Clearly, the importance of planning and measuring investments of any type is not in dispute. The vast majority of companies see the benefit of making their IT investments based on some form of rational financial analysis. Unfortunately, most companies are not equipped with the tools to measure ROI.

The Solution = CIOview's ROInow!
The solution is to come up with a way for non-financial business people to determine quickly and accurately the financial costs and benefits of various IT implementations. CIOview Corporation has developed ROInow! with the average IT decision-maker in mind, by providing:
    A 5-minute ROI estimator, which uses industry benchmark data so you quickly can sift through a number of IT initiatives and rapidly select the most promising application.
    An easy-to-use framework for building a robust business case, based on the unique cost structure and benefits of your company.
    Automatically generates a 25+ page report, including full-color graphics, which is customized to your specific company and plan.

In addition, a simple yet powerful "what-if" analysis capability allows you to change any of the baseline financial assumptions and immediately see the impact on your investment results.
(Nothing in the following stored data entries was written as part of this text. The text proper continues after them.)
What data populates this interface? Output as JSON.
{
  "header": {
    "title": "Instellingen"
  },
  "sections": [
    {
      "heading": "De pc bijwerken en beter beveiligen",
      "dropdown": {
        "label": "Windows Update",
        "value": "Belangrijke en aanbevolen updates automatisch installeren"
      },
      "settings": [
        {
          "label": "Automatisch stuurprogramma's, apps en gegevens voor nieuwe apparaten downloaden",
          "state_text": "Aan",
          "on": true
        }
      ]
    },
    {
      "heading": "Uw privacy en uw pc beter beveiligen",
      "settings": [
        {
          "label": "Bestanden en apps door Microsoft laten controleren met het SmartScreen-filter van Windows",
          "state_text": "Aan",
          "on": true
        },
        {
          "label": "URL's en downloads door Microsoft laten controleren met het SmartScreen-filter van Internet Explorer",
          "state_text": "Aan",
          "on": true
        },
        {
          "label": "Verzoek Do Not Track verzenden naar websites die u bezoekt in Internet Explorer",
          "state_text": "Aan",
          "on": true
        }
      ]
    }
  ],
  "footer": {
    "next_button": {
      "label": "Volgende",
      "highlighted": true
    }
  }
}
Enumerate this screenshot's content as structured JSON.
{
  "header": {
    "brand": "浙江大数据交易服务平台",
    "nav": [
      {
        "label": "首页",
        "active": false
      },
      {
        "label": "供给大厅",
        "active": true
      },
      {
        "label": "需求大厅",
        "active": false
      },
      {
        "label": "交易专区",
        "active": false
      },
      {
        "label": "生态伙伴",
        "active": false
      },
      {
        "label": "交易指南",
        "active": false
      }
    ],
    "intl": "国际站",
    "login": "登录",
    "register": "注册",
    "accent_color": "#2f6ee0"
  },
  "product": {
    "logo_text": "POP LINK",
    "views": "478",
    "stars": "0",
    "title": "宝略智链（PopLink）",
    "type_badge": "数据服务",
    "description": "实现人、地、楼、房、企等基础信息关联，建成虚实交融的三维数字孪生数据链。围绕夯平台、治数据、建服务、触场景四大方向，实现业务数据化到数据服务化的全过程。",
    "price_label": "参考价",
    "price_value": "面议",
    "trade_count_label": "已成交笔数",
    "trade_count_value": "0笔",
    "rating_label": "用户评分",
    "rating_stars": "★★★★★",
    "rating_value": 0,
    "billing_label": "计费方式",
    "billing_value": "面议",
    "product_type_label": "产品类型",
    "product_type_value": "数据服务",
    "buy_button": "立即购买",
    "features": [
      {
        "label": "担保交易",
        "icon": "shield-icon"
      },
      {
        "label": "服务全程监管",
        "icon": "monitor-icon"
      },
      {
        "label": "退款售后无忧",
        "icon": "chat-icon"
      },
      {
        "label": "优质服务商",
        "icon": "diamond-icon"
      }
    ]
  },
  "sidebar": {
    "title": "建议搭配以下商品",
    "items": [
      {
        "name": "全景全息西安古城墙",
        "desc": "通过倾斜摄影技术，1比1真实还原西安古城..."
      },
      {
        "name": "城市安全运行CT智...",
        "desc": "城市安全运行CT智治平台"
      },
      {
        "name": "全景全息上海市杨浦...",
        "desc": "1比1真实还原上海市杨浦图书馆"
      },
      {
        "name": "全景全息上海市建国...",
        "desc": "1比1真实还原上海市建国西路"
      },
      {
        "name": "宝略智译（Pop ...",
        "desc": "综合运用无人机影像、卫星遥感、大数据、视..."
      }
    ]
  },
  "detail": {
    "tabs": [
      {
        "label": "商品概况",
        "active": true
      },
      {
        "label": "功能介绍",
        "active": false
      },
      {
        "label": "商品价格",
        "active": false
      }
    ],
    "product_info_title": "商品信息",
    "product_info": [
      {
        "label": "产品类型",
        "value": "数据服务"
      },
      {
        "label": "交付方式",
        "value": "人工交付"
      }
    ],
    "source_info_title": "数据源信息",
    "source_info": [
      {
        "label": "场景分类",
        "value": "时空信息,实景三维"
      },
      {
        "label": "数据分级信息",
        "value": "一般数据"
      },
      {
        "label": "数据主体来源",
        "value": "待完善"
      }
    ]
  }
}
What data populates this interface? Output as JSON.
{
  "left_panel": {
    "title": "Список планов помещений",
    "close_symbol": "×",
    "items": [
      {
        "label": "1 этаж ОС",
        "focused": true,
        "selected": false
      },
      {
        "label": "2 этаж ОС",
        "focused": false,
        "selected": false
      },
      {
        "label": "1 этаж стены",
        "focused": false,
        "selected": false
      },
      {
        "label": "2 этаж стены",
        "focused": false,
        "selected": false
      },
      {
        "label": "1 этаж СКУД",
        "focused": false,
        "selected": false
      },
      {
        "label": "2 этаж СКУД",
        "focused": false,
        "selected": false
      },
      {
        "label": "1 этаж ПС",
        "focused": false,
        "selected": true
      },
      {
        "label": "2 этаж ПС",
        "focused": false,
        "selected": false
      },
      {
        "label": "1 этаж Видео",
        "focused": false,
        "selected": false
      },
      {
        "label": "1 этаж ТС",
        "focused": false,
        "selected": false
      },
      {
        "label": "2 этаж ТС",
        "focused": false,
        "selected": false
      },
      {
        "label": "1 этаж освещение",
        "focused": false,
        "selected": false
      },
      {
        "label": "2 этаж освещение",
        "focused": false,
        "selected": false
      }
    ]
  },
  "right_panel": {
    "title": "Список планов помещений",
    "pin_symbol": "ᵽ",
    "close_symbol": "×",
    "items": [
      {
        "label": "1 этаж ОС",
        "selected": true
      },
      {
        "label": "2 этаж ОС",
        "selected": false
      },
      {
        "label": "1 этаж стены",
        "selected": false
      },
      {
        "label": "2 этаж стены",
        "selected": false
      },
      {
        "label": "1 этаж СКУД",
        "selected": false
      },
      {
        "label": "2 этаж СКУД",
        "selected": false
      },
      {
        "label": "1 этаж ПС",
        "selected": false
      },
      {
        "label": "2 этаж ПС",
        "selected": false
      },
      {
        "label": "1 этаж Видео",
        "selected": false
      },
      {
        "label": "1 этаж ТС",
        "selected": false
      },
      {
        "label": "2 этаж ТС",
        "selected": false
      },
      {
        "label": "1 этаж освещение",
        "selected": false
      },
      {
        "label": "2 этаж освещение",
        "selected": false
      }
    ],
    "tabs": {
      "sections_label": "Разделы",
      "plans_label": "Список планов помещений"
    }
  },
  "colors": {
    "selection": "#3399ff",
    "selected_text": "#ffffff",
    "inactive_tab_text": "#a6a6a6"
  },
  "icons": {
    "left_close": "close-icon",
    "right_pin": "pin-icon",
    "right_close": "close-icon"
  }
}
For example, you can change your tax rate, the cost of capital, even the depreciation method, and immediately see what will happen to all your respective financial data. Do want to see how sensitive your results are to a 20% cost overrun? All of these functions are accessible from a single screen. Once you are satisfied with the results, a comprehensive report can be generated in Microsoft Word, Microsoft HTML or Netscape HTML.

All in All The trend towards purchasing IT using ROI will benefit customers and vendors alike. From our experience, the faster an organization sees the business impact of IT the sooner they will implement new initiatives. The quicker customers can determine which technologies do not pay, the faster vendors will focus their research and development on products that do. ROI is here to stay -- whether you accomplish it with a stubby pencil or CIOview's ROInow!